Fotograma do Filme Pedro Páramo
— Soube
que derrotaram você, Damasio. Por que deixou fazerem isso?
— O
senhor foi mal-informado, patrão. Comigo não aconteceu nada. Meu
pessoal está inteirinho. Trago aí setecentos homens e outros tantos
arrimados. O que aconteceu é que uns poucos dos “velhos”,
cansados de estar ociosos, se puseram a disparar contra um pelotão
de beócios, que na verdade era um exército inteiro. Villistas, de
Pancho Villa, o senhor ouviu falar?
— E
esses de onde saíram?
— Eles
vêm do Norte, arrasando tudo que encontram pela frente. Parece, pelo
que se vê, que andam percorrendo a terra, tateando todos os
terrenos. São poderosos. Isso ninguém há de negar.
— E
por que você não se junta a eles? Eu já disse a você que temos de
estar com quem estiver ganhando.
— Pois
eu já estou com eles.
Então
veio me ver para quê?
— Precisamos
de dinheiro, patrão. Já estamos cansados de comer carne de vaca.
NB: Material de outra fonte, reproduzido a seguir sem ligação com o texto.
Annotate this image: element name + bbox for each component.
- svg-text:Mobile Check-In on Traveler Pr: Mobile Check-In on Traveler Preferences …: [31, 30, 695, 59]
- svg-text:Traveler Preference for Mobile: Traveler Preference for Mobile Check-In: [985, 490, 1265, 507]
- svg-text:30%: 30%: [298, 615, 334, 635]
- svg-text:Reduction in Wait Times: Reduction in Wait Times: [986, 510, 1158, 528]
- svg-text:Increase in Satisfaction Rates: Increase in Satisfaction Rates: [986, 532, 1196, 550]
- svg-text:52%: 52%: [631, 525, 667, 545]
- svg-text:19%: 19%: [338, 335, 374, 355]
Nem temos mais vontade. E ninguém mais quer fiar para a gente. Por
isso viemos, para que o senhor nos abasteça e para que a gente não
se veja na urgência de roubar ninguém. Se estivéssemos no longe
remoto não nos importaria dar um “passe para cá” nos vizinhos;
mas aqui somos todos aparentados com alguém e roubar nos dá
remorso. Enfim, é dinheiro o que necessitamos para comprar nem que
seja uma tortilhona grossa com pimenta. Estamos fartos de comer
carne.
— Quer
dizer que agora o senhor vai me bancar o exigente, Damasio?
— De
jeito nenhum, patrão. Estou pedindo pelos rapazes; por mim, nem
pensar.
— Está
certo que você se empenhe pelo seu pessoal; mas trata de tirar de
outro o que você precisa. Eu já dei. Conforme-se com o que eu dei.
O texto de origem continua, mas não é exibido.